Vertrouwen op mythe doet afbreuk aan het werk

Twenty Nineteen, Korokoro o te Tui, zaterdag 18 maart

Een programmalegenda moeten lezen om non-verbaal werk te waarderen, lijkt het eerste teken dat een bedrijf op het punt staat te mislukken.

De gedichten van Emma Peel, Iona Winter en Roshi Viaxe, elk over onmetelijke en onoplosbare pijn, openen de gebeurtenis en creëren een sfeer van intense melancholie.

Het publiek wordt erop gewezen dat ze op elk moment kunnen vertrekken, maar ze blijven allemaal vastgepind, als opossums in koplampen.

Componist Maddy Parkins-Craige’s weergave van die rauwe emoties werkt meedogenloos.

Het eenvoudige palet met de constante dissonantie, ritmische complexiteit en begeleiding van de elektronische soundtrack creëert een zwarte wereld van woede en opwinding, waar het publiek wordt aangemoedigd om mee te doen in een wereld waar alles balanceert op de rand van complete perversie.

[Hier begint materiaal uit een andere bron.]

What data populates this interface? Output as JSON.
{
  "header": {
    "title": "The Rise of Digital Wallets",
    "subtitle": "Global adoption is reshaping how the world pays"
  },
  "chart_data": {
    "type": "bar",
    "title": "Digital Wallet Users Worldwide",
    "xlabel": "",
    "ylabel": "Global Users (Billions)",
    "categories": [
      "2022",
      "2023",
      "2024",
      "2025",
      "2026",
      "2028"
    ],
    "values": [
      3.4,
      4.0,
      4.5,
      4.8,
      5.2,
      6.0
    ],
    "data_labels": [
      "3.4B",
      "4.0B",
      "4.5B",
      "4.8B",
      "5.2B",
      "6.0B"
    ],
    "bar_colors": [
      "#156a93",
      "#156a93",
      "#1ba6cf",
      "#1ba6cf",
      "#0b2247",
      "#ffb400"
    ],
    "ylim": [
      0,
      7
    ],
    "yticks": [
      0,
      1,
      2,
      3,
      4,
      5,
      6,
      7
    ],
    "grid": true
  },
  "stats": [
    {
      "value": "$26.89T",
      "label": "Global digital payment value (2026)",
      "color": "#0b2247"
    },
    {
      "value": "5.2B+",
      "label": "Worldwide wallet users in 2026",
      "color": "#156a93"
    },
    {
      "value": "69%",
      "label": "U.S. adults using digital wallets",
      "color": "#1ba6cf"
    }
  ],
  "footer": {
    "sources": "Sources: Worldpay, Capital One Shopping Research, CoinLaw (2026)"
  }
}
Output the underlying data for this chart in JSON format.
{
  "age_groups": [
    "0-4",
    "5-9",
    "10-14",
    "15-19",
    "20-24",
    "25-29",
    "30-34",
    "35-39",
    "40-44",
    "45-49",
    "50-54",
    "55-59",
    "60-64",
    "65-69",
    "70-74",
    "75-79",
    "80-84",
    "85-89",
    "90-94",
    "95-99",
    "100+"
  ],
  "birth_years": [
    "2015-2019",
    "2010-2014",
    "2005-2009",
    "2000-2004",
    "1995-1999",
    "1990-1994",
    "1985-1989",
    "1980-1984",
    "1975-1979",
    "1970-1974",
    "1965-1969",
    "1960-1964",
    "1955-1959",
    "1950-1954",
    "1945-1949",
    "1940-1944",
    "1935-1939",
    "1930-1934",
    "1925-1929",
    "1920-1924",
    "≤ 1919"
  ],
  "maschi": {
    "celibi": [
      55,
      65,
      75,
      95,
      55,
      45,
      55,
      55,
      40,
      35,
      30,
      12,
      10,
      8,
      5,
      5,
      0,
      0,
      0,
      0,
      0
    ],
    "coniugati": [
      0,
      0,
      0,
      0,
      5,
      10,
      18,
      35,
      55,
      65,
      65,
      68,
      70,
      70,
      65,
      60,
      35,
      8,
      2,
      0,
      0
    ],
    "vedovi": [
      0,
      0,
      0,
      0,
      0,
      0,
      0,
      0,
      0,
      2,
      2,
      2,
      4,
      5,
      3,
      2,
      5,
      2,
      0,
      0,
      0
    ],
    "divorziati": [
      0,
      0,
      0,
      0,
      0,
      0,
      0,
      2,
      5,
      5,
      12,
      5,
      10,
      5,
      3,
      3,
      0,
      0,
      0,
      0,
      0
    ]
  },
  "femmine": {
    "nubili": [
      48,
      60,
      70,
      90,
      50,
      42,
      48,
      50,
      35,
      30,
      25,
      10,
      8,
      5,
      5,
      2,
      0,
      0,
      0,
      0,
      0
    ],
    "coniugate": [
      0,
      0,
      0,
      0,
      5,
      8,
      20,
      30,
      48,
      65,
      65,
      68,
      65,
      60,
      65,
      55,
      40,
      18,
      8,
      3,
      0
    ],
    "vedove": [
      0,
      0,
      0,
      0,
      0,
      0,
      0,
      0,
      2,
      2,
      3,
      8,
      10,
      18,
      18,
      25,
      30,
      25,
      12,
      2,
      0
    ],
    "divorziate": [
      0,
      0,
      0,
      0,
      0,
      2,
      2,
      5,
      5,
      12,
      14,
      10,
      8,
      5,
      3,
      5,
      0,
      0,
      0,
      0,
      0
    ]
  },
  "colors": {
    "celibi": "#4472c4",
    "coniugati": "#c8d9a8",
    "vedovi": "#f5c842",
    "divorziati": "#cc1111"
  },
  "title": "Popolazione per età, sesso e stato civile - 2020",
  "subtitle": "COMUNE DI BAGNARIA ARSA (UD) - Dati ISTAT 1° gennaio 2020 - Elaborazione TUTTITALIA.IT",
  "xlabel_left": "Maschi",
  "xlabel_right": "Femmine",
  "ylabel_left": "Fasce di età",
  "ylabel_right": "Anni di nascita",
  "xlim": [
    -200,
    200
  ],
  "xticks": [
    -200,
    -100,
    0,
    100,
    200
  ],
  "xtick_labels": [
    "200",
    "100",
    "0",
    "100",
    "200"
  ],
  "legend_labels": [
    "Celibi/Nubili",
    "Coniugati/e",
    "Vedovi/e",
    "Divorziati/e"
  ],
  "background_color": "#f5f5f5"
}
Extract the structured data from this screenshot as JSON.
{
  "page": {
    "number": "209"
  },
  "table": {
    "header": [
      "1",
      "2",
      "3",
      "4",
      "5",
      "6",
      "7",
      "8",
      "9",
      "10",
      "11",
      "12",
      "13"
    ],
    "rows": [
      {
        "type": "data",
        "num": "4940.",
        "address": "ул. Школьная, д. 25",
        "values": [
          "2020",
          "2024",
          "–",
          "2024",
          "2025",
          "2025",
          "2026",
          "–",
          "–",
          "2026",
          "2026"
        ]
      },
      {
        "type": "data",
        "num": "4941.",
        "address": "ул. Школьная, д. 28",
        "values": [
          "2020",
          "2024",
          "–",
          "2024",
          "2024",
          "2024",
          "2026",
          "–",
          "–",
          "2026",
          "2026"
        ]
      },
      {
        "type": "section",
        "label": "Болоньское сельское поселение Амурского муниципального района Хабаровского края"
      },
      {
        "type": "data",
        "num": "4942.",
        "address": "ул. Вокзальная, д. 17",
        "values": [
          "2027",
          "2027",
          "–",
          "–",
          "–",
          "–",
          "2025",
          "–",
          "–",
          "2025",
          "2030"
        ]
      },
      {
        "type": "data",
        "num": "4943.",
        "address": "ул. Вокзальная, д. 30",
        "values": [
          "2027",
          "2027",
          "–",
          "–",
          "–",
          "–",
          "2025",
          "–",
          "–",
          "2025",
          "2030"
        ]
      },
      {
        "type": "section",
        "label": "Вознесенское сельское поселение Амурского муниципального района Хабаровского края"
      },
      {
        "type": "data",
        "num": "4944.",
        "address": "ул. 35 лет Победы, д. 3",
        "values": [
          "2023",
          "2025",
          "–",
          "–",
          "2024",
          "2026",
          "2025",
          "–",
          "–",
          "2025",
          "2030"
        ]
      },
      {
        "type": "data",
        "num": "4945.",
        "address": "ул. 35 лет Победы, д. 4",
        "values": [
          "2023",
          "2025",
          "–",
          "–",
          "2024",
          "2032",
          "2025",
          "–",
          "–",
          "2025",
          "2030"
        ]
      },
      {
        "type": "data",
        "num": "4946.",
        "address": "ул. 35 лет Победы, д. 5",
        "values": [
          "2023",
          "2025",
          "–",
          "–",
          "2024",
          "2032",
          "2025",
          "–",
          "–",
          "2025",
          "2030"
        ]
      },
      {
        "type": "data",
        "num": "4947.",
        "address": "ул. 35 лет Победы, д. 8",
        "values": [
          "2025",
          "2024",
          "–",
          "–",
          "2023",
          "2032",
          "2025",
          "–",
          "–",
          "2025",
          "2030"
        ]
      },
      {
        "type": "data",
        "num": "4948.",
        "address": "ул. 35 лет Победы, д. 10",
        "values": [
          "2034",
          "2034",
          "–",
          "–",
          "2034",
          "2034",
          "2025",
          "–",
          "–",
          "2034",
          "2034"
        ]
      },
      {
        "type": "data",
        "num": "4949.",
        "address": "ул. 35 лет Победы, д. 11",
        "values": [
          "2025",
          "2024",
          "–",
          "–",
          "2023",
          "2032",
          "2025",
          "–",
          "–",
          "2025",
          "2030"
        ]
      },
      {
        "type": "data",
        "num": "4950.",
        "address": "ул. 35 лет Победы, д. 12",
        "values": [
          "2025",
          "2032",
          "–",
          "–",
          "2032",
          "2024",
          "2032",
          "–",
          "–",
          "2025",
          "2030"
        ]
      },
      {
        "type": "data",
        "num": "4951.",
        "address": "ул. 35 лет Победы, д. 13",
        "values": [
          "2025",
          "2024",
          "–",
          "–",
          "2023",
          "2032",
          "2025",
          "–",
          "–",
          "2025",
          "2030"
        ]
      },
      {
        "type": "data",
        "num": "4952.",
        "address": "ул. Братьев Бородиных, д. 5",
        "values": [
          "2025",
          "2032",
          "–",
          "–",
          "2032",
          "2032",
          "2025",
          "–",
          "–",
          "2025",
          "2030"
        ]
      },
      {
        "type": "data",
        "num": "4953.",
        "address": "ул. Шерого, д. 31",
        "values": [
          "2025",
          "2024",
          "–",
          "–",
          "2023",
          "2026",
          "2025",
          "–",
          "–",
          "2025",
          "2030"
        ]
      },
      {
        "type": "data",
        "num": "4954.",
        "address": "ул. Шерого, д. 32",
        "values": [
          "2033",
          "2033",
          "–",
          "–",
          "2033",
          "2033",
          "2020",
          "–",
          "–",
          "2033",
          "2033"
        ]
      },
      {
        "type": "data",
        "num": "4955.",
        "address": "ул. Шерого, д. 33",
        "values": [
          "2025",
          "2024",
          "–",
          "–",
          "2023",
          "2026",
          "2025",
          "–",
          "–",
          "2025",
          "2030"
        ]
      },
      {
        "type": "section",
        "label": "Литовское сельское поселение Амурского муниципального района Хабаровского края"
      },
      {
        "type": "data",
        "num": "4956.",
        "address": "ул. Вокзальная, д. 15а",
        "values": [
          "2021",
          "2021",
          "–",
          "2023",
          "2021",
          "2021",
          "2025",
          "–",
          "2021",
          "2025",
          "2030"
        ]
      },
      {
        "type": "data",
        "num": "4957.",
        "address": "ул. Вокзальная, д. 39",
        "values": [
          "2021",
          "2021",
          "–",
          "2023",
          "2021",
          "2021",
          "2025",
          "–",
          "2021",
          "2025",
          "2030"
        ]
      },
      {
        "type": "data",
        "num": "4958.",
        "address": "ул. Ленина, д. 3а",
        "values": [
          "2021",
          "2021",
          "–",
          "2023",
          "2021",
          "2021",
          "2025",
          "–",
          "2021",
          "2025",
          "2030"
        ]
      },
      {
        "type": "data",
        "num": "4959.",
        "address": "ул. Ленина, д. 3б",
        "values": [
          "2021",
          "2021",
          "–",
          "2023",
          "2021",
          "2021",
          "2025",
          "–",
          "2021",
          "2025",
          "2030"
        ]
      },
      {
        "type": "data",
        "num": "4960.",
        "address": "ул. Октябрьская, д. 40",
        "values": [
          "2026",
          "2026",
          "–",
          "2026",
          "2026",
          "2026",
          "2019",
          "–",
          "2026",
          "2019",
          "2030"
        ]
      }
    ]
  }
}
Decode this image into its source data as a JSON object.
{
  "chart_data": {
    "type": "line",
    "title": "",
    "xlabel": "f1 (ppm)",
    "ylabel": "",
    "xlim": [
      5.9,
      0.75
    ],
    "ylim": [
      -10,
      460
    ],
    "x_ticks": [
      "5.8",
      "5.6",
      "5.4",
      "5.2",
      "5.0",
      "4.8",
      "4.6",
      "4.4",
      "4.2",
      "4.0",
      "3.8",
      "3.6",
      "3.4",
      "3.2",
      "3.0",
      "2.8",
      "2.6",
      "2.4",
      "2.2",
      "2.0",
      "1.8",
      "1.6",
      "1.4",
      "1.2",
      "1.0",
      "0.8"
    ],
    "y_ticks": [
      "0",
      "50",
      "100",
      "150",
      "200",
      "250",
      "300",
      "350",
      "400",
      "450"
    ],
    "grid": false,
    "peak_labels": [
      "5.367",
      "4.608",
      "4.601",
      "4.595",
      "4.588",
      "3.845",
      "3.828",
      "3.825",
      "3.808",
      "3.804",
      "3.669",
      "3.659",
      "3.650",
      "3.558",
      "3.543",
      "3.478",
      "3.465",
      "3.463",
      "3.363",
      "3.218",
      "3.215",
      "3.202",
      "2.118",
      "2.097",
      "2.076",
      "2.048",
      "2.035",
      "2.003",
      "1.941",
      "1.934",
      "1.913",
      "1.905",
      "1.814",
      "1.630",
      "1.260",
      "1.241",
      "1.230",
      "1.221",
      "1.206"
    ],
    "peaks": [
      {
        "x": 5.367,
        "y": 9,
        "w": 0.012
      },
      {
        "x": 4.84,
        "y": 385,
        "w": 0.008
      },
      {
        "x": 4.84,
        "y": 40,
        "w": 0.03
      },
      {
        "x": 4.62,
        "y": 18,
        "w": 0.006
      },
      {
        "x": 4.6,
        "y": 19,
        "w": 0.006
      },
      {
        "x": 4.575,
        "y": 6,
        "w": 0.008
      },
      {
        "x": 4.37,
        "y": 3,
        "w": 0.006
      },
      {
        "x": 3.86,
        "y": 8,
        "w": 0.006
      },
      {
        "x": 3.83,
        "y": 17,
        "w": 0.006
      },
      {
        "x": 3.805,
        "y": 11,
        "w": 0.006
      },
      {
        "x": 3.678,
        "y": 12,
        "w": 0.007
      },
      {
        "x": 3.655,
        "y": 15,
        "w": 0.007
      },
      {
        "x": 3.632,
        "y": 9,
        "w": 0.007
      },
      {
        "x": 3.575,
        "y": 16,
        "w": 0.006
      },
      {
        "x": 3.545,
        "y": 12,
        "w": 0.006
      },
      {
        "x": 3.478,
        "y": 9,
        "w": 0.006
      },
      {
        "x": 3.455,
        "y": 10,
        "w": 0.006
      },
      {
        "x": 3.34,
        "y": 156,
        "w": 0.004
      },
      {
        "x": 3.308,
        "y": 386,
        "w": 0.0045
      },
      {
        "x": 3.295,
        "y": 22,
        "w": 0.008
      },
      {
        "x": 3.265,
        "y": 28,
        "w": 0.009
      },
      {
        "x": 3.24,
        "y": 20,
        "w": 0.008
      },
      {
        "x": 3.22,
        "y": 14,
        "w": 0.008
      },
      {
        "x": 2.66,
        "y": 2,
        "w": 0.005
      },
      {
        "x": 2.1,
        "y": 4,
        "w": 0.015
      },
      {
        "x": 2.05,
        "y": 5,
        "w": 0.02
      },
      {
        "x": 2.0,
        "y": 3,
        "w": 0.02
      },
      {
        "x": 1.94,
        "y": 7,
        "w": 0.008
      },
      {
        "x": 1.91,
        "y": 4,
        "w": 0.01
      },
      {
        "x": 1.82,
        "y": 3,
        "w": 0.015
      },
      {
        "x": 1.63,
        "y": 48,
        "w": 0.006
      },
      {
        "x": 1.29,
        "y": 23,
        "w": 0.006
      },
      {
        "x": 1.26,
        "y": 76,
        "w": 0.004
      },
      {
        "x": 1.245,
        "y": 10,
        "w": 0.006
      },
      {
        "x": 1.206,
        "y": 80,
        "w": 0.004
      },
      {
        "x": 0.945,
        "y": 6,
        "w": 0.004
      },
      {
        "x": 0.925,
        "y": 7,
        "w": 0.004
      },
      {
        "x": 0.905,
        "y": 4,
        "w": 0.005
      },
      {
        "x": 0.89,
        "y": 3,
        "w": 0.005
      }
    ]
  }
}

Parkins-Craig dringt deze wereld binnen met een vloeiende danssequentie, goed gedaan door MacKenzie Waddell.

Het strijkkwartet Tessa Petersen, Nathaniel Oatley, Katrina Sharples en Helen du Plessis werken hard om auditieve interesse en rustmomenten te creëren, maar het resultaat blijft onheilspellend.

De verlichting, ontworpen door Martyn Roberts en uitgevoerd door Joseph Carle, is prachtig suggestief.

De actie is effectief en het verhaal is confronterend.

Er is echter een gevoel dat als de componist zou vertrouwen op de vertelling in de programma-aantekeningen om haar verhaal ergens langs de lijn te vertellen, de kunst van non-verbale weergave van geleefde ervaring zou zijn verspild.

De terreur en doodsangst zijn niet onder woorden te brengen.

Er zijn geen woorden om het schokkende besef te beschrijven dat koplampen sneller groeien.

Denk even aan iconische acts als Munch Yelp of Schönberg Overlevende uit Warschau.

De inhoud van Parkins-Craig was een gouden kans om muziek zijn rechtmatige rol te laten spelen bij het uitdrukken van het onuitsprekelijke.